If you DID have softare to respond to sysbugcheck/memory errors could you 
teach it to somehow look at the history and see how many of them you have had.
If there were loads of them then flag it somehow?

(I could write you some datatrieve that did the equivalent of list history and
could get the problems/solution/lognos of previous aes calls. getting to any 
description would involve getting privilege to 
get to rdb or use the nice online interface (which is probably hard work)).
194.15....been there, done that!KERNEL::LOANEComfortably numb!!Tue Nov 15 1994 01:2813
>(eg  sysbug checks, what if the customer already has a call logged about his
>sysbugchecks. if every time he has one he gets the same mail telling him some
>commands to do he might get fed up!)

    When  I started this midnight hack, the above concern was my biggest 
    goal; it works!! Basically, I have a 24  hour  window  during  which 
    repeat  calls  (*MY* definition until otherwise over-ruled) only add 
    value and don't `log calls' (the actual logging of calls is  just  a 
    frig to the DSN Pre-processing as I recall).

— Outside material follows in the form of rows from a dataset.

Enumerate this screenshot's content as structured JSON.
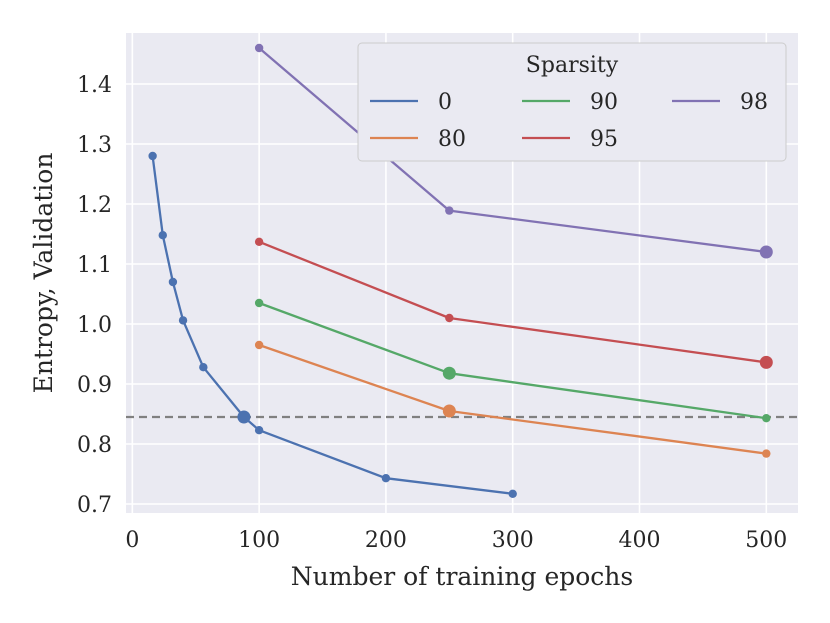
{
  "chart_data": {
    "type": "line",
    "title": "",
    "xlabel": "Number of training epochs",
    "ylabel": "Entropy, Validation",
    "xlim": [
      -5,
      525
    ],
    "ylim": [
      0.685,
      1.485
    ],
    "x_ticks": [
      0,
      100,
      200,
      300,
      400,
      500
    ],
    "y_ticks": [
      0.7,
      0.8,
      0.9,
      1.0,
      1.1,
      1.2,
      1.3,
      1.4
    ],
    "grid": true,
    "reference_line": {
      "y": 0.845,
      "style": "dashed",
      "color": "#808080"
    },
    "legend": {
      "title": "Sparsity",
      "placement": "top-right",
      "columns": 3
    },
    "series": [
      {
        "name": "0",
        "color": "#4c72b0",
        "x": [
          16,
          24,
          32,
          40,
          56,
          88,
          100,
          200,
          300
        ],
        "y": [
          1.28,
          1.148,
          1.07,
          1.006,
          0.928,
          0.845,
          0.823,
          0.743,
          0.717
        ],
        "highlight_index": 5
      },
      {
        "name": "80",
        "color": "#dd8452",
        "x": [
          100,
          250,
          500
        ],
        "y": [
          0.965,
          0.855,
          0.784
        ],
        "highlight_index": 1
      },
      {
        "name": "90",
        "color": "#55a868",
        "x": [
          100,
          250,
          500
        ],
        "y": [
          1.035,
          0.918,
          0.843
        ],
        "highlight_index": 1
      },
      {
        "name": "95",
        "color": "#c44e52",
        "x": [
          100,
          250,
          500
        ],
        "y": [
          1.137,
          1.01,
          0.936
        ],
        "highlight_index": 2
      },
      {
        "name": "98",
        "color": "#8172b3",
        "x": [
          100,
          250,
          500
        ],
        "y": [
          1.46,
          1.189,
          1.12
        ],
        "highlight_index": 2
      }
    ]
  }
}
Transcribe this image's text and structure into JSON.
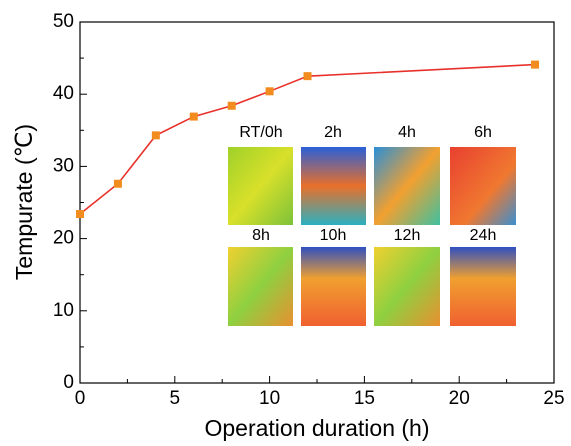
{
  "chart_data": {
    "type": "line",
    "x_label": "Operation duration (h)",
    "y_label": "Tempurate (℃)",
    "x": [
      0,
      2,
      4,
      6,
      8,
      10,
      12,
      24
    ],
    "series": [
      {
        "color": "#e8312a",
        "marker_color": "#f28c1e",
        "values": [
          23.4,
          27.6,
          34.3,
          36.9,
          38.4,
          40.4,
          42.5,
          44.1
        ]
      }
    ],
    "xlim": [
      0,
      25
    ],
    "xticks": [
      0,
      5,
      10,
      15,
      20,
      25
    ],
    "ylim": [
      0,
      50
    ],
    "yticks": [
      0,
      10,
      20,
      30,
      40,
      50
    ],
    "inset_labels": [
      "RT/0h",
      "2h",
      "4h",
      "6h",
      "8h",
      "10h",
      "12h",
      "24h"
    ]
  }
}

    ....I  haven't  done  much  on  spotting the type of call, `cos it's 
    probably a LOT simpler than the logic of keeping track  of  multiple 
    occurences of the same symptom.
194.16Some action is needed - NOW !KERNEL::ADAMSBrian Adams CSC-Viables '833-3026Wed Nov 16 1994 13:2830
    
    I agree that the "canned replies" should be standardised and updated.
    
    The Sysbug one in particular should just state the reason and that no
    action is required from Digital, unless a supported product is
    involved. Let's stop asking customers to go thro' errorlogs, because
    those that bother to read the replies, probably think "Oh no, not that
    again". Let's also stop asking the customers to call us back to agree
    call closure. Most don't bother, and those that do, just say go ahead.
    
    Similarly with Memory CRD's lets just have one or two lines with the
    "event info" for comparison with any future calls, instead of all the
    theory around ECC memory etc.
    
    BUT.
    
    We have the technology to prevent such calls ever being logged with the
    CSC, and wouldn't it be nice if Vaxsim/SDD just mailed the customer
    with a standard message and stated that there was no need for a call to
    be logged.
    
    
    AND ALSO.
    
    We need some templates to send back to customers who misroute DSN calls
    by just defaulting to DSN%Hardware or DSN%ESR etc. I have a template 
    that gives them certain key addresses, pointing out the advantages to
    them in terms of service delivery.